An der Scharnierstelle zwischen dem zweiten und dem dritten Teil der Arbeit stehen Überlegungen zum Zusammenhang von Verstehen und biographischer Erinnerung (Kapitel 6) sowie zum Relationsgefüge der Predigt (Kapitel 7). Dabei führt H.s Abgrenzungsinteresse bisweilen zu signifikanten Fehlurteilen. Um nur ein Beispiel zu nennen: Predigt lässt sich natürlich als Beziehungsgeschehen zwischen Gott, dem Prediger und dem Hörer beschreiben und – trotz mancher Rückfragen – wohl auch in Form des von H. entworfenen »homiletische[n] Doppeldreieck[s]« (vgl. 272, Abb. 5) darstellen. In der Polemik gegen das herkömmliche Dreieck Hörer/Prediger/Text blendet H. freilich nicht nur die heuristische Aufgabe solcher Modelle aus, sondern verfängt sich zugleich im Geflecht zwischen fundamental- und materialhomiletischen Fragestellungen: »Ein Schema der Predigtfaktoren, in dem die Person Gottes nicht vorkommt, ist, als hätte man dem reformatorischen Pre­digtverständnis das Herz amputiert!« (269) Mitnichten! Schließ­lich – um im Bild zu bleiben – suchen wir bei Sehschwächen auch den Augenarzt auf, ohne dabei den das Auge am Leben erhaltenden Pulsschlag zu verleugnen oder den Kardiologen zu scheuen. Welche Faktoren des Predigtgeschehens man jeweils in welcher Dreiecksbeziehung darstellt, ist darum weniger eine Frage theologischer Standpunkte als eine Frage des leitenden Untersuchungsinteresses.
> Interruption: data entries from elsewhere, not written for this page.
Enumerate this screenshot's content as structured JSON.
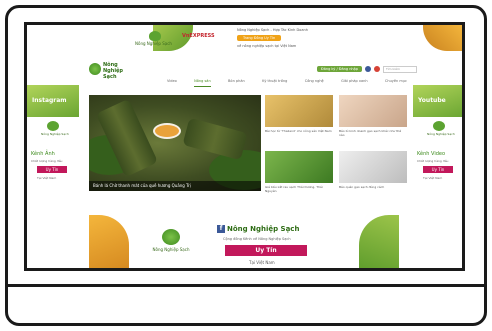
{
  "top_banner": {
    "brand": "Nông Nghiệp Sạch",
    "partner": "VnEXPRESS",
    "line1": "Nông Nghiệp Sạch - Hợp Tác Kinh Doanh",
    "cta": "Trang Đông Uy Tín",
    "line2": "về nông nghiệp sạch tại Việt Nam"
  },
  "header": {
    "logo_text": "Nông Nghiệp Sạch",
    "login_label": "Đăng ký / Đăng nhập",
    "search_placeholder": "Tìm kiếm"
  },
  "nav": {
    "items": [
      "Video",
      "Nông sản",
      "Bón phân",
      "Kỹ thuật trồng",
      "Công nghệ",
      "Giải pháp xanh",
      "Chuyên mục"
    ],
    "active_index": 1
  },
  "side_left": {
    "label": "Instagram",
    "brand": "Nông Nghiệp Sạch",
    "sub": "Kênh Ảnh",
    "sub2": "Chất lượng hàng đầu",
    "cta": "Uy Tín",
    "foot": "Tại Việt Nam"
  },
  "side_right": {
    "label": "Youtube",
    "brand": "Nông Nghiệp Sạch",
    "sub": "Kênh Video",
    "sub2": "Chất lượng hàng đầu",
    "cta": "Uy Tín",
    "foot": "Tại Việt Nam"
  },
  "hero": {
    "caption": "Bánh lá Chờ thanh mát của quê hương Quảng Trị"
  },
  "articles": [
    {
      "caption": "Bài học từ ‘Thailand’ cho nông sản Việt Nam"
    },
    {
      "caption": "Bảo bì kinh doanh gạo sạch khác như thế nào"
    },
    {
      "caption": "Giá bấu xắt rau sạch Thái Dương, Thái Nguyên"
    },
    {
      "caption": "Bảo quản gạo sạch đúng cách"
    }
  ],
  "bottom_banner": {
    "title": "Nông Nghiệp Sạch",
    "sub": "Cộng đồng Kênh về Nông Nghiệp Sạch",
    "cta": "Uy Tín",
    "foot": "Tại Việt Nam"
  }
}
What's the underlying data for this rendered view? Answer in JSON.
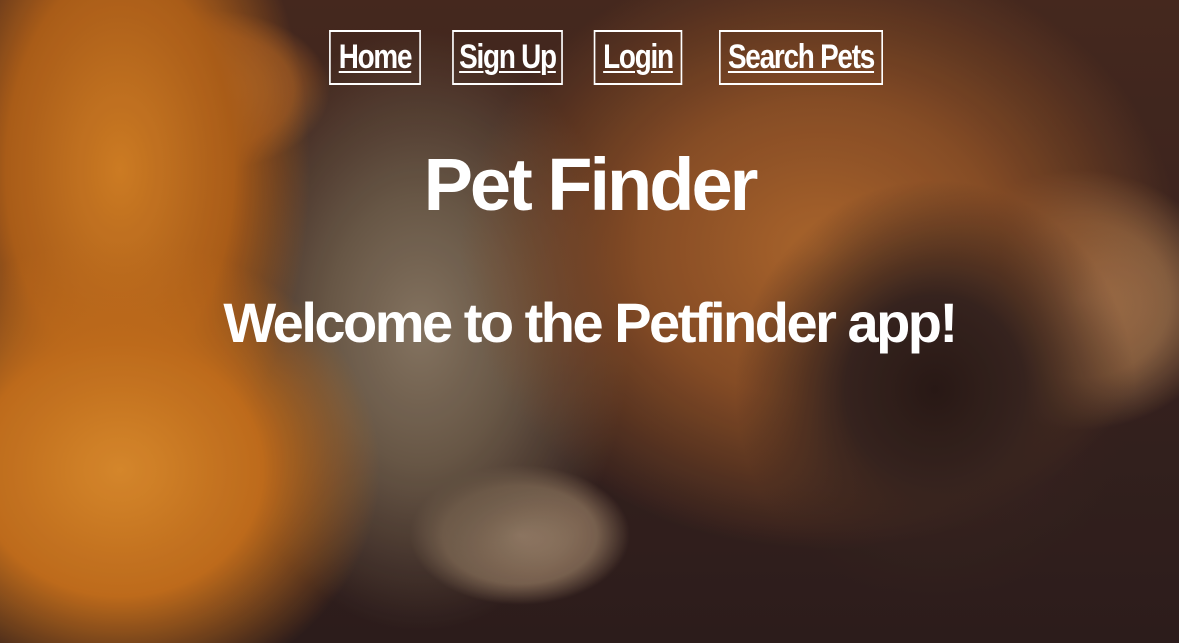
{
  "nav": {
    "items": [
      {
        "label": "Home"
      },
      {
        "label": "Sign Up"
      },
      {
        "label": "Login"
      },
      {
        "label": "Search Pets"
      }
    ]
  },
  "hero": {
    "title": "Pet Finder",
    "welcome": "Welcome to the Petfinder app!"
  },
  "colors": {
    "text": "#ffffff",
    "border": "#ffffff"
  }
}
Der dritte Teil der Studie zieht aus dem bisher Gesagten praktische Schlüsse im Blick auf Predigtaufgabe (Kapitel 8) und konkrete Predigtarbeit (Kapitel 9). Die Predigtaufgabe sieht H. im »Öffnen eines Raumes, in dem die Beziehung zwischen dem Hörer und Gott geschehen kann« (300; vgl. den Exkurs zur semiotischen Homiletik, 321–324). Daran schließen sich Hinweise an zur Bedeutung des Willens (311 ff.) sowie zur Predigterarbeitung (325 ff.). Ungeachtet ihres Erfahrungsgehalts: Die allzu individuell-handwerklichen Tipps, die fast völlige Ausblendung anderweitig gewonnener Erkenntnisse und die bisweilen an Erbauungsliteratur gemahnende Sprache bleiben merklich hinter dem Niveau der theologiegeschichtlichen Erörterungen des zweiten Hauptteils zurück. So vermag angesichts fundierter Überlegungen zum menschlichen Willen etwa bei Oskar Pfister­ (1904) die Aufforderung nicht recht zu befriedigen, »mit meiner unmittelbaren Wirkabsicht in bezug auf die Menschen einen Schritt zurückzutreten und stattdessen Gott Raum zum Wirken zu geben. In solchem Zurücktreten gebe ich meinen Willen hinein in Gottes Willen.« (319) Dass ein geistliches Leben gerade da für den Prediger bzw. die Predigerin von Bedeutung ist, wo es die schmerzhafte Auseinandersetzung mit sich selbst einschließt – in den Worten H.s: wo das »Lebenspäckchen aufgeschnürt wird« (340 u. ö.) –, lässt sich eindrücklich bei Haendler lernen, auf den gerade in diesem Zusammenhang unter keinen Umständen verzichtet werden kann. Und die das ganze Buch durchziehende Transparenzmetaphorik – das Wort soll durch den Prediger »hindurchgeh[en], sich in seine Worte und Gedanken kleidend« (155) – resultiert am Ende in einer Anleitung zur Schriftlektüre, die jedwedes hermeneutische Bewusstsein vermissen lässt: »In der Exegese prallen die biblischen Texte auf die Weltbilder unseres Kulturkreises, und es ist eine Entscheidung, also eine Frage der Haltung, ob ich sie als ›zeitbedingt‹ betrachte und mich ihrer Anrede entziehe oder ob ich mich von ihnen kritisieren und in eine mir fremde Wahrheit hineinführen lasse ...« (343) – etsi Bultmann non daretur.
Das Buch greift mit der Frage nach dem Zusammenhang zwischen Predigt und Lebenspraxis des Predigers eine wichtige und weithin unterschätzte Frage auf. Und sicher wird die Frage nach einer vita christiana des Predigers bzw. der Predigerin nicht beantwortet werden können, ohne nach Formen einer schriftbezogenen Frömmigkeit zu fragen. Freilich: Auch die frömmste Bibellektüre ist noch kein supranaturales Werkzeug, um unmittelbar in die Transzendenz zu greifen oder die Transzendenz besonders effektiv an sich wirken zu lassen, sondern ganz und gar kommunikatives Ge­schehen unter den Bedingungen irdischer Kommunikation. Über methodische Sauberkeitsgebote hinaus begründet daher theo­logisch die Einsicht in die Unverfügbarkeit Gottes die Unterscheidung zwischen fundamental- und materialhomiletischen Aussagen. Wenn aber für spirituelle Übungen keine Sonderbedingungen gelten, so macht das die praxis pietatis prinzipiell wissenschaftlicher Beschreibung zugänglich. Allein die Solidität, mit der etwa Haendler die Meditation im Horizont der Tiefenpsychologie erschlossen hat, wäre dabei Grund genug, das Klischee von der »hilflosen Selbstauslieferung der Theologie« (160) an die Humanwissenschaften endlich zu den Akten zu legen.